Coutinho is a more modern example of the Le Tissier problem. As a Liverpool fan, I’d love it if he scored more regularly. It would be great if he got his name higher up the assist list. But at the end of the day, he was still our player of the season for the nuances, intuition and his ability to change a game whether you can quantify it or not.

Liverpool’s season has been like their play – long, laborious and frustrating – but Coutinho was always different class throughout. The way he was able to suck in two or three players around him and find an out ball, his ability to lift the crowd with a little touch or run and the way he is able to carve open a defence with just one pass.

Was he the best and most consistent midfielder in the Premier League? No (Nemanja Matic), but he was close. In fact, he’s so good Ronaldinho said he would be a “perfect fit” for Barcelona and compared him to none other than Andres Iniesta.

Would anyone discredit Barca’s Andres Iniesta based on statistics?

Now Iniesta is actually the other reason I decided to go on and on about this. See Andy’s point was that Coutinho’s lack of goals and assists showed he was overrated, but Andres Iniesta has only scored three times all season and those have all come in the Copa del Rey.

That’s definitely less than Coutinho while Iniesta is also lacking on the assists front as well with just 6 in all competitions (taken from the official Barcelona website, no less). Would anyone dare say Iniesta is overrated? Not if they valued peace and quiet because the uproar you would cause would be monumental.

Iniesta is one of football’s artisans, a man that glides around the pitch and doesn’t look all that busy but is actually a vital component to what his side do. Iniesta’s role in midfield is to cause confusion, pop up in unusual spaces and offer options to people on the ball. There are very few in football as effective in that role and Iniesta is still the world class player of the last few years even if his stats don’t show it.

To drive home my opinion one last time I must ask you a question – who was the best full back in Premier League this past season? Either side, plays for any side. Choose one? Chances most reading this said Clyne or Azpilicueta, while that one delusional Arsenal fan said Kieron Gibbs.

Well according to the people at StatZone it’s neither of them, but instead Everton’s Leighton Baines.
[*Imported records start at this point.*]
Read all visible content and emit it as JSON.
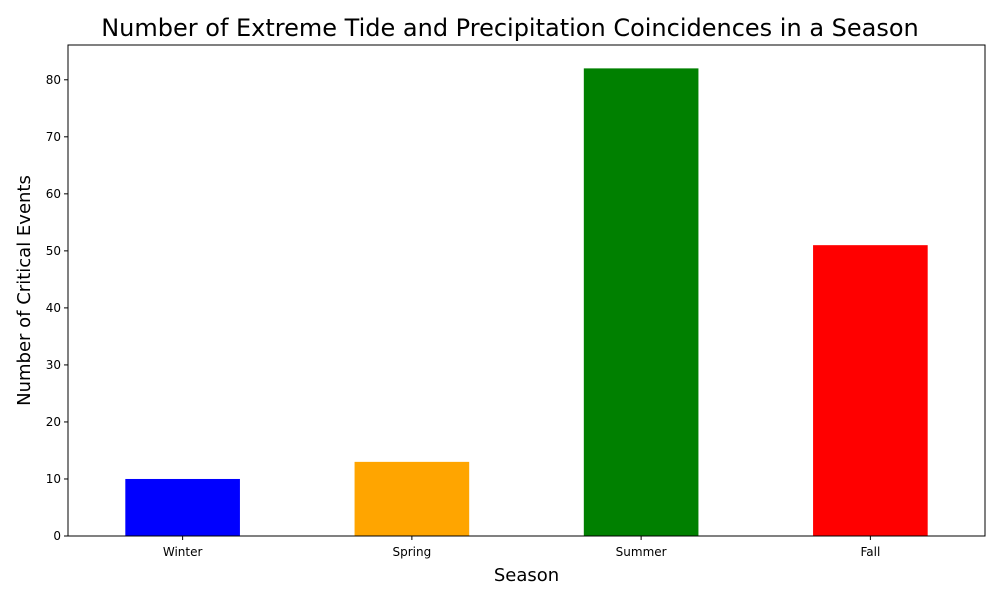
{
  "chart_data": {
    "type": "bar",
    "title": "Number of Extreme Tide and Precipitation Coincidences in a Season",
    "xlabel": "Season",
    "ylabel": "Number of Critical Events",
    "categories": [
      "Winter",
      "Spring",
      "Summer",
      "Fall"
    ],
    "values": [
      10,
      13,
      82,
      51
    ],
    "colors": [
      "#0000ff",
      "#ffa500",
      "#008000",
      "#ff0000"
    ],
    "ylim": [
      0,
      86.1
    ],
    "yticks": [
      0,
      10,
      20,
      30,
      40,
      50,
      60,
      70,
      80
    ],
    "grid": false,
    "legend": "none"
  }
}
A good player certainly, but one who did not have his best season, nor was close to being the best full back in the league this season, as an Everton fan pointed out.

Was Leighton Baines’ latest turnout for Everton as good as the stats suggest?

See for me (and this is a purely personal view), stats represent why I watch less football now. It’s all a bit sterile now to me which is why I gravitate to players like Coutinho, Iniesta, Le Tissier etc.

Statistics screams robotics and it’s filtered from playing level to the terraces as people debate which striker is better with shots on target ratios and heat maps and it kills me inside. I remember watching the Champions League final in 2005 as a wide eyed child and being bewitched by this ruthless Milan side that drew my beloved underdogs out and slit their throat with one killer Kaka ball after another.

I still get chills and smile like a loon when Jerzy Dudek stops Andriy Shevchenko’s penalty. That’s not something that can be quantified. You can’t turn art into data. I will always judge players using something so simple yet older – the age old gift of sight.

I just wish others would do the same.